Multi–class cyanobacterial toxin analysis using hydrophilic interaction liquid chromatography–mass spectrometry

Abstract

Cyanobacteria produce diverse classes of toxins including microcystins, nodularins, anatoxins, cylindrospermopsins and saxitoxins, encompassing a range of chemical properties and mechanisms of toxicity. Comprehensive analysis of these toxins in cyanobacterial, environmental and biological samples generally requires multiple methods of extraction and analysis.

In this work, a method was developed for the major classes of cyanotoxins, which comprised of a three-step liquid-solid extraction method using 75 % CH₃CN with 0.1 % HCOOH and a hydrophilic interaction liquid chromatography (HILIC) elution gradient that provided retention of the less polar microcystins through to the highly polar saxitoxins. Detection was performed by tandem mass spectrometry in selected reaction monitoring mode with positive and negative polarity switching. Identification criteria included matching retention times and product ion ratios with available standards. In-house validation demonstrated good performance of the method including precision ranging from 1.5 (microcystin-LA) to 5.8 (gonyautoxin-2) % RSDs, and detection limits ranging from 0.01 (cylindrospermopsin) to 0.99 (gonyautoxin-3) µg/g in freeze dried material cyanobacteria. Recovery was assessed using spiked non-toxic cyanobacterial samples (Aphanizomenon sp.) and ranged from 83 (neosaxitoxin) to 107 % ([Dha⁷]microcystin-LR).

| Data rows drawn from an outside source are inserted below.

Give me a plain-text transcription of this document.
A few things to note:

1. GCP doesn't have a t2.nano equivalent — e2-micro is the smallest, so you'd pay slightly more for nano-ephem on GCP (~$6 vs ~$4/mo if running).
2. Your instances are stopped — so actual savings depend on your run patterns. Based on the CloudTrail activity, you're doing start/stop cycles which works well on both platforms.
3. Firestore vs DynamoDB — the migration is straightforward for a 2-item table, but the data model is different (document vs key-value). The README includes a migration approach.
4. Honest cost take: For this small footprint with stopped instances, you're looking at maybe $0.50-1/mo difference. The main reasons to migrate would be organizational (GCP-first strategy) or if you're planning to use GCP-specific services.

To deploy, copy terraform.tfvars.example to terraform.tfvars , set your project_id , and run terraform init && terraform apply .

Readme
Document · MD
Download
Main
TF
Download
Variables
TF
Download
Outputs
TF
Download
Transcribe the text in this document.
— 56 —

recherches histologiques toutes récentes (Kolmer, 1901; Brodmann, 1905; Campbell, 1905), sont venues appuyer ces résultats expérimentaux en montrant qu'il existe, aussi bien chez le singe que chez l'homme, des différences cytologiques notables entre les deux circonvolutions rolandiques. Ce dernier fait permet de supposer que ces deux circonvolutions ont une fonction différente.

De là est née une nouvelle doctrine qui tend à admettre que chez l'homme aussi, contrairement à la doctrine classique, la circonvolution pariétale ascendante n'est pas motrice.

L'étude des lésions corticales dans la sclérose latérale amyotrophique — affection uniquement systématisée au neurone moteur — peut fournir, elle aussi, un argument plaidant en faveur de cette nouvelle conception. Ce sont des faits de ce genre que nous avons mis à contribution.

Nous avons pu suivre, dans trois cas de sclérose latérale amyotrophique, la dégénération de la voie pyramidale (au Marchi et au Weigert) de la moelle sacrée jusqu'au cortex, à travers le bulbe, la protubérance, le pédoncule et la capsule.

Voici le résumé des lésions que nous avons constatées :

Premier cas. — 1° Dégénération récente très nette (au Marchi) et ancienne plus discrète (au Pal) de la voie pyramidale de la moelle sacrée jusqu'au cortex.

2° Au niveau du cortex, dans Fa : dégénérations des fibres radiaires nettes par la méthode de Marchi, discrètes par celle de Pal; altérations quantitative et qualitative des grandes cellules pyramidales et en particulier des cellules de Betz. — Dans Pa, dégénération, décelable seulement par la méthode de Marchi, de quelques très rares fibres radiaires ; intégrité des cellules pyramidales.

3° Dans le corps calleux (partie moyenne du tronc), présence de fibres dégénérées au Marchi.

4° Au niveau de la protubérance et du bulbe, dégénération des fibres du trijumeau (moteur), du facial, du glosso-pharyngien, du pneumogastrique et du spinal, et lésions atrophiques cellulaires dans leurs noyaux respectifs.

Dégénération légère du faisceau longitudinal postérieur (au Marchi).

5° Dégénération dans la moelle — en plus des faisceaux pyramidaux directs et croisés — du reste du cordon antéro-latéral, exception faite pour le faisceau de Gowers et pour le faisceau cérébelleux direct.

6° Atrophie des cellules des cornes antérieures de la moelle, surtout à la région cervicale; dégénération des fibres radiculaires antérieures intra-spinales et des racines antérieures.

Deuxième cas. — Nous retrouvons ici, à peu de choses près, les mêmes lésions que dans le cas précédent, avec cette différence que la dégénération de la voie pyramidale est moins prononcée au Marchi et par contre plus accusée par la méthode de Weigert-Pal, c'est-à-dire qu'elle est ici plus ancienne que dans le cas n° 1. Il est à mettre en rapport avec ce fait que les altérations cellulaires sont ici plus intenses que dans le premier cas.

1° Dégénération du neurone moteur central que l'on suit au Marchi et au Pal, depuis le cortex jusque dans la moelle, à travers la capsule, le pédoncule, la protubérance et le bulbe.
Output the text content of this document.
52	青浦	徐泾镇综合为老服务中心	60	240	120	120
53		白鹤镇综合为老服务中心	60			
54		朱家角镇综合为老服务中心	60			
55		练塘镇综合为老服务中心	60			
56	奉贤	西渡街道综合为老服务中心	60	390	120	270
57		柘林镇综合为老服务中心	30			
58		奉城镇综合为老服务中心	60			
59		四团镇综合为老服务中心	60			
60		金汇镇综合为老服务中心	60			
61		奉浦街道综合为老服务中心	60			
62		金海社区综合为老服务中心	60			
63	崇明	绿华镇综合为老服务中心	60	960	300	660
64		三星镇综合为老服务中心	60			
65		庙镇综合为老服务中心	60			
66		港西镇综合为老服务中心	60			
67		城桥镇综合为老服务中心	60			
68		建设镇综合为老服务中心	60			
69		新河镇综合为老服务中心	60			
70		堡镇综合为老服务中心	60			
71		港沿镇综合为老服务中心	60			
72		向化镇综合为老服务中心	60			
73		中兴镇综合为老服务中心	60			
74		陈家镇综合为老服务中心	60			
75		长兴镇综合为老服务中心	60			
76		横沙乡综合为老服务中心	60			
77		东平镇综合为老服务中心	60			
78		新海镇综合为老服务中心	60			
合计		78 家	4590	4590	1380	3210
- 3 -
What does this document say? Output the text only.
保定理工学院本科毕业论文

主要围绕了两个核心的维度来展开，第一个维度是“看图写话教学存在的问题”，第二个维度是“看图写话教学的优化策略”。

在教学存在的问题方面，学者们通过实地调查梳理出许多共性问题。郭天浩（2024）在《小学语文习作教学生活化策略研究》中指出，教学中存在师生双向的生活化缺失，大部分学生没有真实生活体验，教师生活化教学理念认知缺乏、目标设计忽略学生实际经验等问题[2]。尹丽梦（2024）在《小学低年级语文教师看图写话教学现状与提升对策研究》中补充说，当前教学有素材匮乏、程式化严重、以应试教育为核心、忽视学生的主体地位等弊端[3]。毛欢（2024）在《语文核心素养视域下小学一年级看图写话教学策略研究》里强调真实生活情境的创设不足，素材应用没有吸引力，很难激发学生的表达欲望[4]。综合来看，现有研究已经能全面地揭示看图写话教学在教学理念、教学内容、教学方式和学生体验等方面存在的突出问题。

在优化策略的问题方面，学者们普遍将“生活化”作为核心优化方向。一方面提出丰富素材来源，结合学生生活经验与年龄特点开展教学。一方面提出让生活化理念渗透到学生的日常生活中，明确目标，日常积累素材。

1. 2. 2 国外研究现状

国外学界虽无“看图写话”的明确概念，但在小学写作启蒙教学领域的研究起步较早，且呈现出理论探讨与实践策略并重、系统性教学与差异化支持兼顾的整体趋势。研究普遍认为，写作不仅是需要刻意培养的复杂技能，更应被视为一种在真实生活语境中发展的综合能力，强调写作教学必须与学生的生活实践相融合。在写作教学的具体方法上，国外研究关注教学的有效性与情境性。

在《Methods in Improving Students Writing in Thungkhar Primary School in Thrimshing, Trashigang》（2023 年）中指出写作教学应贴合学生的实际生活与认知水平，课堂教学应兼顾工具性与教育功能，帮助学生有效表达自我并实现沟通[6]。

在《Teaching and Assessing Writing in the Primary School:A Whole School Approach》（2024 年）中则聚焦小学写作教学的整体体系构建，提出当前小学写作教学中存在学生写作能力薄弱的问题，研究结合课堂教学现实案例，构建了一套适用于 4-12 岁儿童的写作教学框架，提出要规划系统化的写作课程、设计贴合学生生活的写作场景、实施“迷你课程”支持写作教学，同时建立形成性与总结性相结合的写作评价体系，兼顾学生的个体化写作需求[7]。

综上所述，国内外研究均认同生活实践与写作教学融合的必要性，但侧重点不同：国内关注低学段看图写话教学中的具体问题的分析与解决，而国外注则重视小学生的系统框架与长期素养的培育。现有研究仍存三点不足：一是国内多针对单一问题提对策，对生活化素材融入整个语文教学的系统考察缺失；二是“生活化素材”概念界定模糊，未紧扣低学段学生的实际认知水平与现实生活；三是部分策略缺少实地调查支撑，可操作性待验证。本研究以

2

As a demonstration of application, toxin profiles in cyanobacterial cultures, benthic and planktonic cyanobacteria field samples, and shellfish reference materials were successfully evaluated. The procedure is also amenable for extension to other polar toxin classes including domoic acid and guanitoxin. With increasing reports of cyanobacterial blooms globally, the method represents a powerful quantitative screening tool for measuring cyanotoxins across a broad range of samples.